In a demonstration in the center of Beirut, a group of Palestinian girls who wrote on the sign “Stop the war on Gaza and our camps” caught my eye. Why did they write that? Because for them, the moral centrality of the Palestinian cause is manifested not only in the restoration of Jerusalem but in giving the Palestinian refugees minimal socio-economic rights.

Is obtaining the right to work for the Palestinian a step towards resettlement? Is the possibility of Palestinian ownership after living here for four generations a violation of the right of return? Of course not.

Those who use the scarecrow of settlement are the ones who always start with expressions of their love for Palestine or their hostility towards imperialism and Zionism and their support for the liberation of all Arab soil, not forgetting Jerusalem, of course.
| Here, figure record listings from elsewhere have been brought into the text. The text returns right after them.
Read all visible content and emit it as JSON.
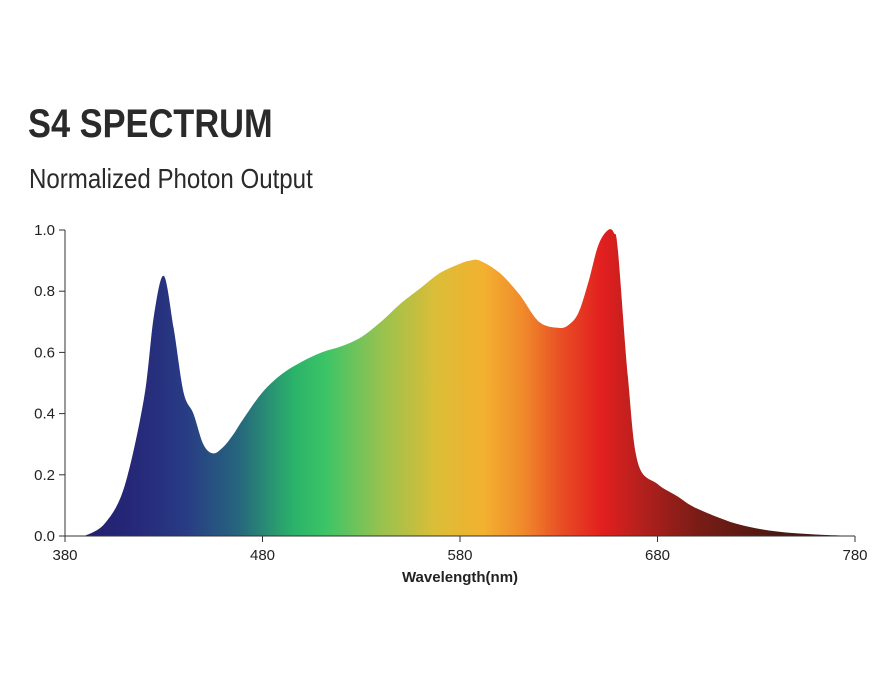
{
  "header": {
    "title": "S4 SPECTRUM",
    "subtitle": "Normalized Photon Output"
  },
  "chart_data": {
    "type": "area",
    "title": "S4 SPECTRUM",
    "subtitle": "Normalized Photon Output",
    "xlabel": "Wavelength(nm)",
    "ylabel": "",
    "xlim": [
      380,
      780
    ],
    "ylim": [
      0,
      1.0
    ],
    "x_ticks": [
      380,
      480,
      580,
      680,
      780
    ],
    "y_ticks": [
      0.0,
      0.2,
      0.4,
      0.6,
      0.8,
      1.0
    ],
    "x_tick_labels": [
      "380",
      "480",
      "580",
      "680",
      "780"
    ],
    "y_tick_labels": [
      "0.0",
      "0.2",
      "0.4",
      "0.6",
      "0.8",
      "1.0"
    ],
    "grid": false,
    "legend": "none",
    "fill": "spectral gradient",
    "series": [
      {
        "x": [
          390,
          400,
          410,
          420,
          425,
          430,
          435,
          440,
          445,
          450,
          455,
          460,
          465,
          470,
          480,
          490,
          500,
          510,
          520,
          530,
          540,
          550,
          560,
          570,
          580,
          585,
          590,
          600,
          610,
          620,
          630,
          635,
          640,
          645,
          650,
          655,
          658,
          660,
          665,
          670,
          680,
          690,
          700,
          720,
          740,
          760,
          780
        ],
        "y": [
          0.0,
          0.04,
          0.16,
          0.45,
          0.72,
          0.85,
          0.68,
          0.47,
          0.4,
          0.3,
          0.27,
          0.29,
          0.33,
          0.38,
          0.47,
          0.53,
          0.57,
          0.6,
          0.62,
          0.65,
          0.7,
          0.76,
          0.81,
          0.86,
          0.89,
          0.9,
          0.9,
          0.86,
          0.79,
          0.7,
          0.68,
          0.69,
          0.73,
          0.83,
          0.95,
          1.0,
          0.99,
          0.93,
          0.52,
          0.24,
          0.17,
          0.13,
          0.09,
          0.04,
          0.015,
          0.005,
          0.0
        ]
      }
    ]
  }
}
It is as if they are telling us that the liberation of Palestine is achieved only by crushing and displacing the Palestinians of Lebanon, by preventing them from the right to work and own property.

I hope that the latest war on Gaza will be an opportunity for moral reflection on the gravity of the injustice that the Palestinians suffer, not only in Gaza but everywhere – especially in Lebanon.

It is no longer possible to separate the justice of the Palestinian cause from social justice and the yearning for democracy in all Arab countries.